Ludovica Carbotta. Città e solitudini nel progetto “Monowe”


Torri di avvistamento abbandonate e rovesciate, strutture progettate e mai realizzate oppure abbattute, edifici preesistenti che tornano in vita, come fantasmi, ad abitare spazi dai quali sono stati cacciati.
La città ideale di Ludovica Carbotta si nutre di architetture reali ma dismesse e invisibili. È la città formata dalla sua storia sommersa e dalle visioni che ne hanno accompagnato l’espansione, anche se è una dimensione che si nega ai valori della collettività e scivola nel paradosso di un’urbs collassata in uno spazio a misura di un unico uomo.

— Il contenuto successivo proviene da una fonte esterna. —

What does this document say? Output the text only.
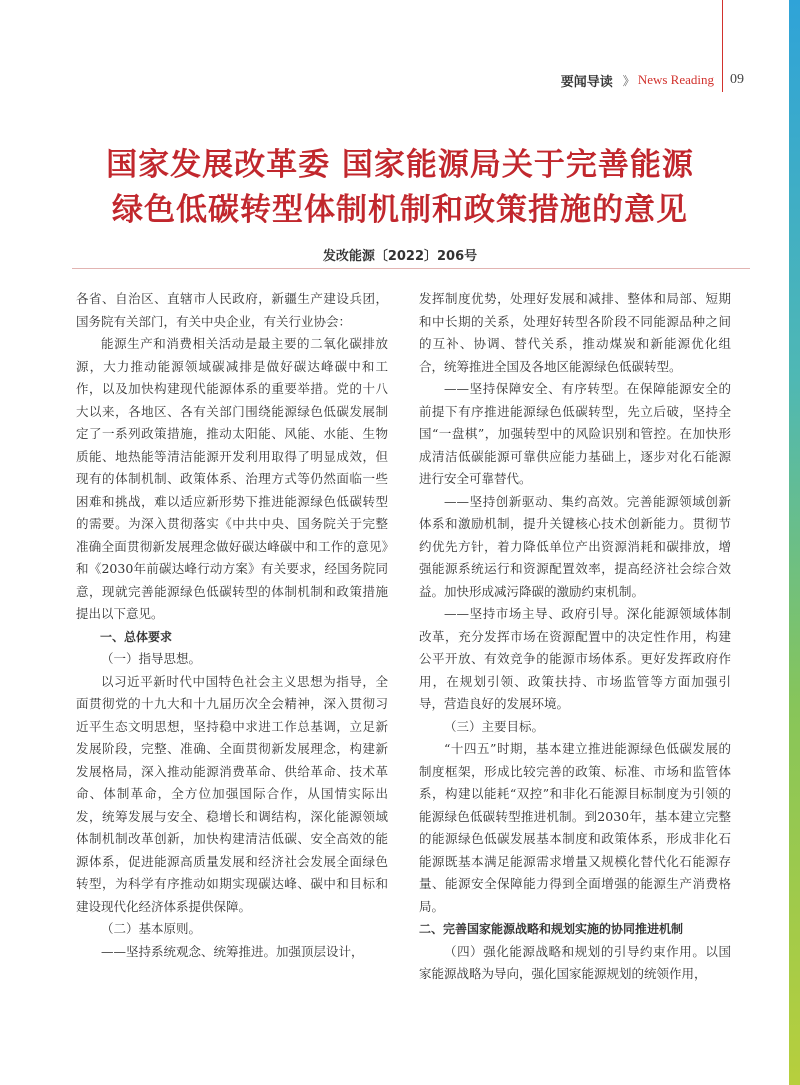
要闻导读 》 News Reading 09
国家发展改革委 国家能源局关于完善能源
绿色低碳转型体制机制和政策措施的意见
发改能源〔2022〕206号

各省、自治区、直辖市人民政府，新疆生产建设兵团，国务院有关部门，有关中央企业，有关行业协会：

能源生产和消费相关活动是最主要的二氧化碳排放源，大力推动能源领域碳减排是做好碳达峰碳中和工作，以及加快构建现代能源体系的重要举措。党的十八大以来，各地区、各有关部门围绕能源绿色低碳发展制定了一系列政策措施，推动太阳能、风能、水能、生物质能、地热能等清洁能源开发利用取得了明显成效，但现有的体制机制、政策体系、治理方式等仍然面临一些困难和挑战，难以适应新形势下推进能源绿色低碳转型的需要。为深入贯彻落实《中共中央、国务院关于完整准确全面贯彻新发展理念做好碳达峰碳中和工作的意见》和《2030年前碳达峰行动方案》有关要求，经国务院同意，现就完善能源绿色低碳转型的体制机制和政策措施提出以下意见。

一、总体要求

（一）指导思想。

以习近平新时代中国特色社会主义思想为指导，全面贯彻党的十九大和十九届历次全会精神，深入贯彻习近平生态文明思想，坚持稳中求进工作总基调，立足新发展阶段，完整、准确、全面贯彻新发展理念，构建新发展格局，深入推动能源消费革命、供给革命、技术革命、体制革命，全方位加强国际合作，从国情实际出发，统筹发展与安全、稳增长和调结构，深化能源领域体制机制改革创新，加快构建清洁低碳、安全高效的能源体系，促进能源高质量发展和经济社会发展全面绿色转型，为科学有序推动如期实现碳达峰、碳中和目标和建设现代化经济体系提供保障。

（二）基本原则。

——坚持系统观念、统筹推进。加强顶层设计，

发挥制度优势，处理好发展和减排、整体和局部、短期和中长期的关系，处理好转型各阶段不同能源品种之间的互补、协调、替代关系，推动煤炭和新能源优化组合，统筹推进全国及各地区能源绿色低碳转型。

——坚持保障安全、有序转型。在保障能源安全的前提下有序推进能源绿色低碳转型，先立后破，坚持全国“一盘棋”，加强转型中的风险识别和管控。在加快形成清洁低碳能源可靠供应能力基础上，逐步对化石能源进行安全可靠替代。

——坚持创新驱动、集约高效。完善能源领域创新体系和激励机制，提升关键核心技术创新能力。贯彻节约优先方针，着力降低单位产出资源消耗和碳排放，增强能源系统运行和资源配置效率，提高经济社会综合效益。加快形成减污降碳的激励约束机制。

——坚持市场主导、政府引导。深化能源领域体制改革，充分发挥市场在资源配置中的决定性作用，构建公平开放、有效竞争的能源市场体系。更好发挥政府作用，在规划引领、政策扶持、市场监管等方面加强引导，营造良好的发展环境。

（三）主要目标。

“十四五”时期，基本建立推进能源绿色低碳发展的制度框架，形成比较完善的政策、标准、市场和监管体系，构建以能耗“双控”和非化石能源目标制度为引领的能源绿色低碳转型推进机制。到2030年，基本建立完整的能源绿色低碳发展基本制度和政策体系，形成非化石能源既基本满足能源需求增量又规模化替代化石能源存量、能源安全保障能力得到全面增强的能源生产消费格局。

二、完善国家能源战略和规划实施的协同推进机制

（四）强化能源战略和规划的引导约束作用。以国家能源战略为导向，强化国家能源规划的统领作用，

Interessata da sempre all’ambiente urbano come luogo di sperimentazione e di indagine, l’artista torinese porta avanti dal 2016 il progetto evolutivo Monowe. Articolato in capitoli diversi, con installazioni site specific a Bologna, Roma e Venezia, il progetto costituisce una riflessione sull’involuzione, sul fallimento del modello urbanistico contemporaneo.
Monowe è una contraddizione in termini, è un mezzo per analizzare la condizione di autoisolamento e di individualismo che, secondo me, viviamo anche nelle città di oggi… L’idea inziale era di un commento a questo isolamento, al bisogno di continua protezione, era un’idea un po’ assurda di creare un luogo talmente esclusivo che alla fine diventa una sorta di prigione.
Ludovica Carbotta

Fra le artiste che rappresentano la ricerca artistica italiana alla cinquantottesima Biennale di Venezia, Ludovica Carbotta, è stata invitata da Ralph Rugoff per due interventi, all’Arsenale e a Forte Marghera, nello spazio della Polveriera austriaca, trasformata “nell’estensione della mente di un unico abitante”. Non soltanto una visione apocalittica ma una rilettura in chiave personale di luoghi che ci appartengono, un tentativo di rinnovare lo sguardo offuscato dalla consetudine e dall’indifferenza. Come commenta l’artista nell’intervista rilascita a RAI Cultura:
Per me è anche un tentativo di fare una nuova esperienza di sistemi collettivi che diamo per scontati e invece così ritornano a una riflessione più individuale.